Augenscheinkarten: Ein bisschen wie Google Maps

Augenscheinkarten sind wahre »Wimmelbilder«. Dr. Anette Baumann hat über diese besonderen (Land)Karten ein Buch geschrieben. Die Professorin lebt in Friedberg.
Augenscheinkarten kann man sich vereinfacht wie Google Maps vorstellen. Sie waren Entscheidungshilfen für Richter bei der Zivil-Prozessführung. Es sind detailgetreue, maßstabsgerechte (Land)Karten, die zwischen 1495 und 1806 am Reichskammergericht zunächst in Speyer und ab 1690 in Wetzlar entstanden. Die in Friedberg lebende und an der Uni Gießen lehrende Geschichtsprofessorin Dr. Anette Baumann lässt diese faszinierenden »Wimmelbilder« in ihrem neuen Buch lebendig werden.
Ein »Coffee-Table-Book« nennt Anette Baumann ihr im Herbst erschienenes Buch »Karten vor Gericht - Augenscheinkarten der Vormoderne als Beweismittel«. Das ist ein Buch, das man drehen, herumreichen, von allen Seiten betrachten und dabei häppchenweise genießen kann: 220 Seiten Text und 86 Abbildungen, spannend zu lesen. Baumann versteht es, anschaulich zu schreiben, praktische Beispiele einzuflechten und regt zum Ausprobieren an.
Richter muss um Karte herumgehen
So erfährt man ausführlich, was seit der Auflösung des Reichskammergerichts - das war das höchste Gericht des Heiligen Römischen Reiches - 1806 in Archiven schlummerte. Baumann begleiten diese zum Teil von bekannten Künstlern gemalten Karten und die dazugehörigen Prozessakten seit ihrer Doktorarbeit in München Anfang der 1990er Jahre.
Augenscheinkarten kann man sich vereinfacht wie Google Maps vorstellen. Gab es zum Beispiel einen Prozess über Grenzverläufe, Jagdstreitigkeiten, Konkurrenzverhalten oder die Blutgerichtsbarkeit - also ob jemand von dem Richter diesseits oder jenseits der Grenze verurteilt werden durfte - dann brachten die Parteien ihre jeweiligen Augenscheinkarten bei. Sie sollten dem Richter einen möglichst genauen Eindruck über die räumliche Situation oder das Produkt verschaffen. Mithilfe dieser aufwändigen Darstellungen, die durch Zeugen protokolliert und vom Maler beeidet wurden, konnte der Richter Büsche und Bäche, Hügel, Häuser, ja sogar die gesamte durch das Gelände wandernde Kommission erkennen.

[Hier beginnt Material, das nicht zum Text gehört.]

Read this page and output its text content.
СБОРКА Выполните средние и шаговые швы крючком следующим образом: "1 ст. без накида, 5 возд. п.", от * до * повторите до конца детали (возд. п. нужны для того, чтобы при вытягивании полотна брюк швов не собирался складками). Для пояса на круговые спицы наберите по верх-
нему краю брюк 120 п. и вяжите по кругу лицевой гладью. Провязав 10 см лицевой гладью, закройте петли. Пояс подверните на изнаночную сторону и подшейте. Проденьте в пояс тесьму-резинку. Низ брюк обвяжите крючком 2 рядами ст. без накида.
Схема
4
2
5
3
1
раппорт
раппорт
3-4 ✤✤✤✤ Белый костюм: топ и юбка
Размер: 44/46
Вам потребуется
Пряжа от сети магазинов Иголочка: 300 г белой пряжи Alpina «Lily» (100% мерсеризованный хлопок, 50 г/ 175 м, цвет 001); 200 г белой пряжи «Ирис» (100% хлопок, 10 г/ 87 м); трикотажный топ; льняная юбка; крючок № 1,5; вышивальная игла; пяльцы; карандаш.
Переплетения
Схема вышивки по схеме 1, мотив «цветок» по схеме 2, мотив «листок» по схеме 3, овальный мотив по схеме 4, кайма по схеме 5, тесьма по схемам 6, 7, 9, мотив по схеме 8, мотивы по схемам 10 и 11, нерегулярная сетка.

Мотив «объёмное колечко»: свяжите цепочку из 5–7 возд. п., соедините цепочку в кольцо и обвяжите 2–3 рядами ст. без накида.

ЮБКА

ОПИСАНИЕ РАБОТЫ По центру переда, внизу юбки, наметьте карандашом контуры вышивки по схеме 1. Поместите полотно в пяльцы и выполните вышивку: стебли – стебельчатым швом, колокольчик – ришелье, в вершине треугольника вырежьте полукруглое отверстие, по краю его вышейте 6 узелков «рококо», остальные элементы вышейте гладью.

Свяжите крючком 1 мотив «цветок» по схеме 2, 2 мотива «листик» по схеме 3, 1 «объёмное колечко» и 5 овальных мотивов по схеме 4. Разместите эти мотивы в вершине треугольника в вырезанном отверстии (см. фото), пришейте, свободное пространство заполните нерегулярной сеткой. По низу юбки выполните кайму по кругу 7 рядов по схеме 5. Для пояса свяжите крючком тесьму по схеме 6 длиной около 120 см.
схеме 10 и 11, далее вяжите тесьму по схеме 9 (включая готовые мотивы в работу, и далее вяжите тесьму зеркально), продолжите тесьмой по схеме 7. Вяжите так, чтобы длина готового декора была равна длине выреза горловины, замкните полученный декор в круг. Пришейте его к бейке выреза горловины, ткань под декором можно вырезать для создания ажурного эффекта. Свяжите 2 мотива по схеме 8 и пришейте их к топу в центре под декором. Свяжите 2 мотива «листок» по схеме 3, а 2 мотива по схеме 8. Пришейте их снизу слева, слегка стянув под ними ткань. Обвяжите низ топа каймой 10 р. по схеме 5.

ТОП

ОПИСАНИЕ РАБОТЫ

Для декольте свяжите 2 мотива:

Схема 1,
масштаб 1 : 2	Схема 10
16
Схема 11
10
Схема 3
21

Die größte Augenscheinkarte ist zwölf Quadratmeter groß und wird in einem eigenen Saal in Hamburg ausgelegt. »So eine Karte war ein elitäres Produkt, mit dem man den Richter beeindrucken wollte«, erklärt Baumann. Sie waren so gemalt, dass der Richter sich mit seinem Körper drehen oder um die Karte herumwandern musste, um alles Abgebildete in Augenschein nehmen zu können. Daher sind sie auf den ersten Blick auch so verwirrend.

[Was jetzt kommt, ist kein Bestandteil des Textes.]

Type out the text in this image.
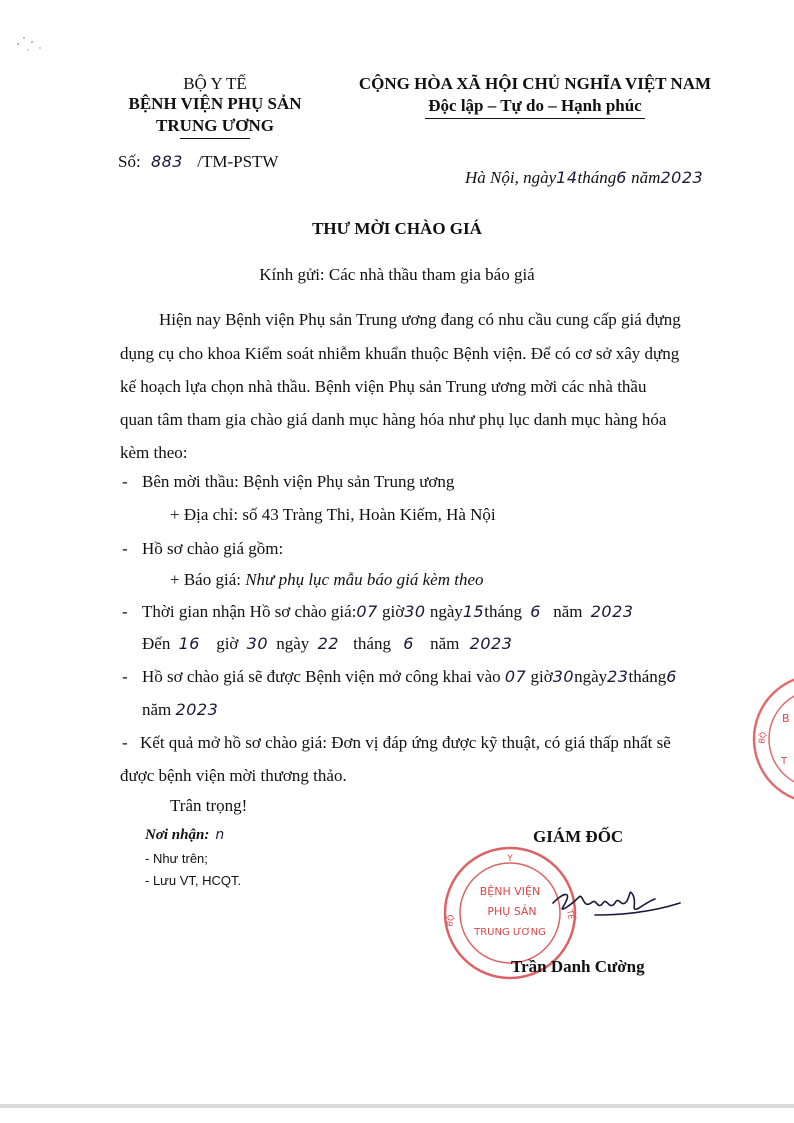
BỘ Y TẾ
BỆNH VIỆN PHỤ SẢN
TRUNG ƯƠNG
CỘNG HÒA XÃ HỘI CHỦ NGHĨA VIỆT NAM
Độc lập – Tự do – Hạnh phúc
Số: 883 /TM-PSTW
Hà Nội, ngày14tháng6 năm2023
THƯ MỜI CHÀO GIÁ
Kính gửi: Các nhà thầu tham gia báo giá
Hiện nay Bệnh viện Phụ sản Trung ương đang có nhu cầu cung cấp giá đựng
dụng cụ cho khoa Kiểm soát nhiễm khuẩn thuộc Bệnh viện. Để có cơ sở xây dựng
kế hoạch lựa chọn nhà thầu. Bệnh viện Phụ sản Trung ương mời các nhà thầu
quan tâm tham gia chào giá danh mục hàng hóa như phụ lục danh mục hàng hóa
kèm theo:
- Bên mời thầu: Bệnh viện Phụ sản Trung ương
+ Địa chỉ: số 43 Tràng Thi, Hoàn Kiếm, Hà Nội
- Hồ sơ chào giá gồm:
+ Báo giá: Như phụ lục mẫu báo giá kèm theo
- Thời gian nhận Hồ sơ chào giá:07 giờ30 ngày15tháng 6 năm 2023
Đến 16 giờ 30 ngày 22 tháng 6 năm 2023
- Hồ sơ chào giá sẽ được Bệnh viện mở công khai vào 07 giờ30ngày23tháng6
năm 2023
- Kết quả mở hồ sơ chào giá: Đơn vị đáp ứng được kỹ thuật, có giá thấp nhất sẽ
được bệnh viện mời thương thảo.
Trân trọng!
Nơi nhận: n
- Như trên;
- Lưu VT, HCQT.
GIÁM ĐỐC
Y
BỆNH VIỆN
PHỤ SẢN
TRUNG ƯƠNG
BỘ	TẾ
B
BỘ
T
Trần Danh Cường
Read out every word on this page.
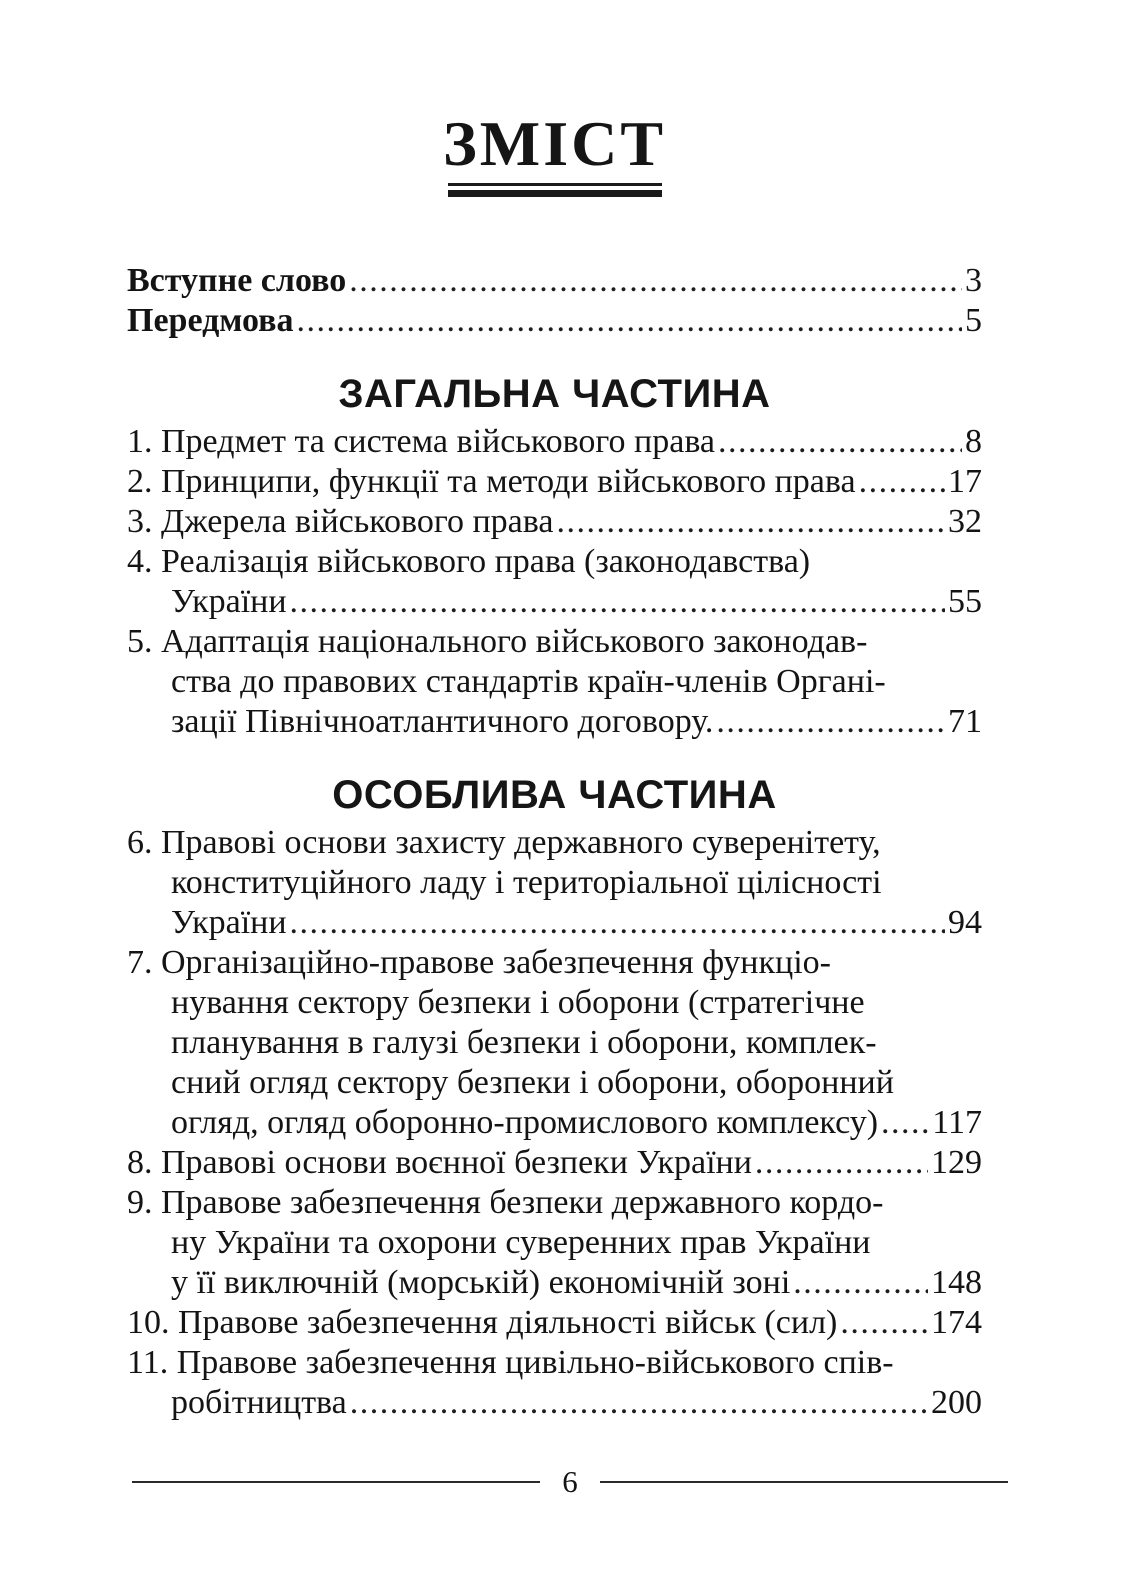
ЗМІСТ
Вступне слово .....	3
Передмова .....	5
ЗАГАЛЬНА ЧАСТИНА
1. Предмет та система військового права .....	8
2. Принципи, функції та методи військового права .....	17
3. Джерела військового права .....	32
4. Реалізація військового права (законодавства)
України .....	55
5. Адаптація національного військового законодав-
ства до правових стандартів країн-членів Органі-
зації Північноатлантичного договору. .....	71
ОСОБЛИВА ЧАСТИНА
6. Правові основи захисту державного суверенітету,
конституційного ладу і територіальної цілісності
України .....	94
7. Організаційно-правове забезпечення функціо-
нування сектору безпеки і оборони (стратегічне
планування в галузі безпеки і оборони, комплек-
сний огляд сектору безпеки і оборони, оборонний
огляд, огляд оборонно-промислового комплексу) ..... 117
8. Правові основи воєнної безпеки України .....	129
9. Правове забезпечення безпеки державного кордо-
ну України та охорони суверенних прав України
у її виключній (морській) економічній зоні .....	148
10. Правове забезпечення діяльності військ (сил) .....	174
11. Правове забезпечення цивільно-військового спів-
робітництва .....	200
6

Baumann unterscheidet zwischen dem »wandernden Blick« als ob jemand einen Weg durch das Gelände ginge und dem »drehenden Blick«, bei dem man in der Mitte des Bildes steht und sich um die eigene Achse dreht. Dann gibt es noch den »statischen oder körperlosen Blick« auf einer gemessenen Karte wie sie heute üblich ist.

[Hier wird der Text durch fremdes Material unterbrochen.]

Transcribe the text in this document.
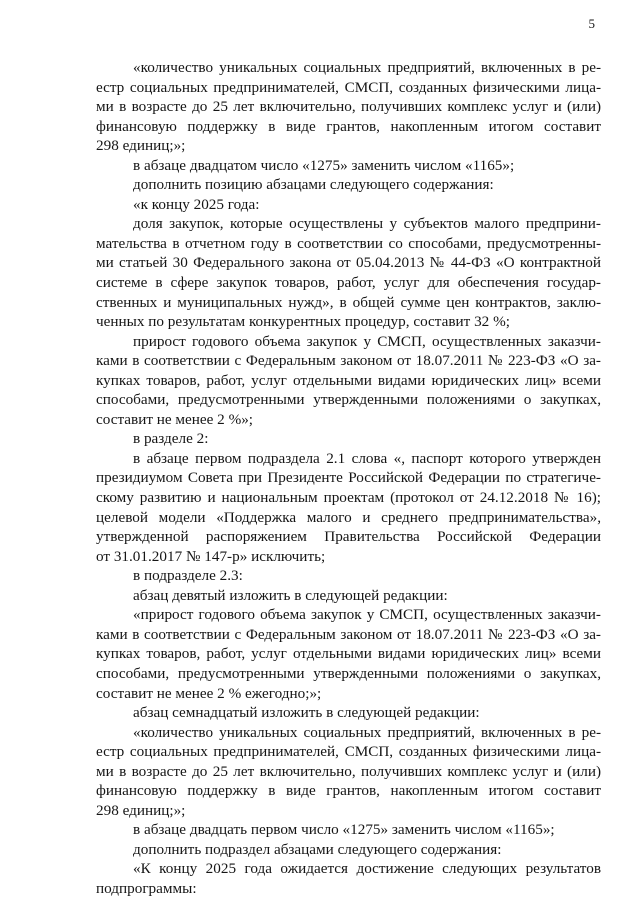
5
«количество уникальных социальных предприятий, включенных в ре-
естр социальных предпринимателей, СМСП, созданных физическими лица-
ми в возрасте до 25 лет включительно, получивших комплекс услуг и (или)
финансовую поддержку в виде грантов, накопленным итогом составит
298 единиц;»;
в абзаце двадцатом число «1275» заменить числом «1165»;
дополнить позицию абзацами следующего содержания:
«к концу 2025 года:
доля закупок, которые осуществлены у субъектов малого предприни-
мательства в отчетном году в соответствии со способами, предусмотренны-
ми статьей 30 Федерального закона от 05.04.2013 № 44-ФЗ «О контрактной
системе в сфере закупок товаров, работ, услуг для обеспечения государ-
ственных и муниципальных нужд», в общей сумме цен контрактов, заклю-
ченных по результатам конкурентных процедур, составит 32 %;
прирост годового объема закупок у СМСП, осуществленных заказчи-
ками в соответствии с Федеральным законом от 18.07.2011 № 223-ФЗ «О за-
купках товаров, работ, услуг отдельными видами юридических лиц» всеми
способами, предусмотренными утвержденными положениями о закупках,
составит не менее 2 %»;
в разделе 2:
в абзаце первом подраздела 2.1 слова «, паспорт которого утвержден
президиумом Совета при Президенте Российской Федерации по стратегиче-
скому развитию и национальным проектам (протокол от 24.12.2018 № 16);
целевой модели «Поддержка малого и среднего предпринимательства»,
утвержденной распоряжением Правительства Российской Федерации
от 31.01.2017 № 147-р» исключить;
в подразделе 2.3:
абзац девятый изложить в следующей редакции:
«прирост годового объема закупок у СМСП, осуществленных заказчи-
ками в соответствии с Федеральным законом от 18.07.2011 № 223-ФЗ «О за-
купках товаров, работ, услуг отдельными видами юридических лиц» всеми
способами, предусмотренными утвержденными положениями о закупках,
составит не менее 2 % ежегодно;»;
абзац семнадцатый изложить в следующей редакции:
«количество уникальных социальных предприятий, включенных в ре-
естр социальных предпринимателей, СМСП, созданных физическими лица-
ми в возрасте до 25 лет включительно, получивших комплекс услуг и (или)
финансовую поддержку в виде грантов, накопленным итогом составит
298 единиц;»;
в абзаце двадцать первом число «1275» заменить числом «1165»;
дополнить подраздел абзацами следующего содержания:
«К концу 2025 года ожидается достижение следующих результатов
подпрограммы:
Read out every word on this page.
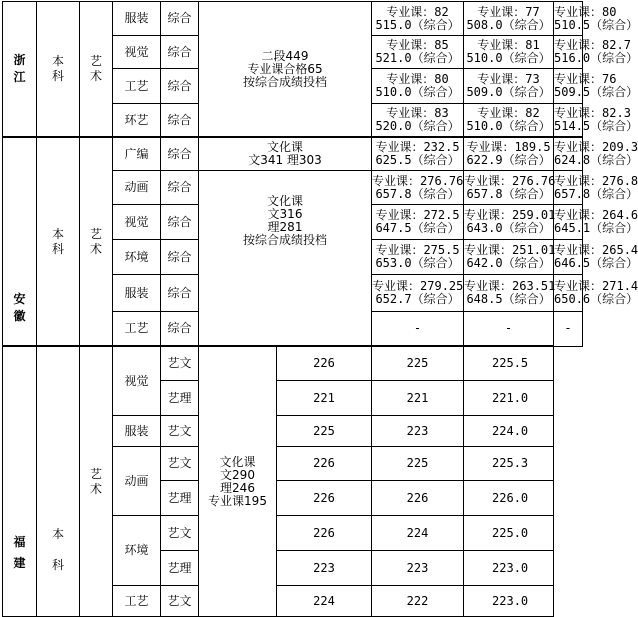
浙
江	本
科	艺
术	服装	综合	二段449
专业课合格65
按综合成绩投档		专业课：82
515.0（综合）	专业课：77
508.0（综合）	专业课：80
510.5（综合）

			视觉	综合			专业课：85
521.0（综合）	专业课：81
510.0（综合）	专业课：82.7
516.0（综合）

			工艺	综合			专业课：80
510.0（综合）	专业课：73
509.0（综合）	专业课：76
509.5（综合）

			环艺	综合			专业课：83
520.0（综合）	专业课：82
510.0（综合）	专业课：82.3
514.5（综合）

安
徽	本
科	艺
术	广编	综合	文化课
文341 理303		专业课：232.5
625.5（综合）	专业课：189.5
622.9（综合）	专业课：209.3
624.8（综合）

			动画	综合	文化课
文316
理281
按综合成绩投档		专业课：276.76
657.8（综合）	专业课：276.76
657.8（综合）	专业课：276.8
657.8（综合）

			视觉	综合			专业课：272.5
647.5（综合）	专业课：259.01
643.0（综合）	专业课：264.6
645.1（综合）

			环境	综合			专业课：275.5
653.0（综合）	专业课：251.01
642.0（综合）	专业课：265.4
646.5（综合）

			服装	综合			专业课：279.25
652.7（综合）	专业课：263.51
648.5（综合）	专业课：271.4
650.6（综合）

			工艺	综合			-	-	-

福
建	本
科	艺
术	视觉	艺文	文化课
文290
理246
专业课195	226	225	225.5	
				艺理		221	221	221.0	
			服装	艺文		225	223	224.0	
			动画	艺文		226	225	225.3	
				艺理		226	226	226.0	
			环境	艺文		226	224	225.0	
				艺理		223	223	223.0	
			工艺	艺文		224	222	223.0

Eine im Buch abgebildete Besonderheit ist eine optische Verzerrung (Anamorphose), wobei man das konkrete Bild nur aus einen bestimmten Blickwinkel erkennt.
Im 18. Jahrhundert kamen Konkurrenzprozesse auf, wie der in Frankfurt. Dabei klagte der Besitzer eines im Main liegenden Badeschiffs gegen einen Badehausbesitzer am Mainufer wegen Qualitätsvorteilen. Dazu wurde in der Augenscheinkarte auch das Schiff abgebildet. »Wie die Prozesse ausgingen, weiß man nicht so genau«, erzählt die Historikerin, »denn das Motto des Reichskammergerichts - heute wäre es das Bundesverfassungsgericht - war ›Frieden durch Recht‹. So kam es oft zur gütlichen Einigung.«
Wetterau ist nicht verzeichnet
Für das Buch fuhr Baumann in alle Himmelsrichtungen, um aus den Archiven 200 Stichproben der verstreuten 80 000 Prozessakten in alter Handschrift und zum Teil lateinischer Sprache zu lesen. Ihre größte Prozessakte stapelte sich auf fünf Meter. »Man muss beides zusammen betrachten, denn ohne Karte kein Verständnis der Akte und ohne Akte kann man die Karte nicht erklären«, betont sie. Daher ist aus der Wetterau im Buch nichts verzeichnet. Denn als bei der Auflösung des Reichskammergerichts die Akten in die Archive der damals existierenden Staaten kamen, wurden die in Darmstadt gelagerten vernichtet.
Lehrt an Uni Gießen
Dr. Anette Baumann (Jg. 1963) studierte Mittelalterliche und Neuere Geschichte sowie Kunstgeschichte in Heidelberg und München. Seit 1996 leitet sie die Forschungsstelle zum Reichskammergericht in Wetzlar und seit 2009 ist sie Professorin an der Universität Gießen.
Das Buch »Karten vor Gericht - Augenscheinkarten der Vormoderne als Beweismittel« ist bei der Buchhandlung Bindernagel in Friedberg erhältlich oder zu bestellen bei wbg-academic Darmstadt (ISBN: 978-3-534-27609-7).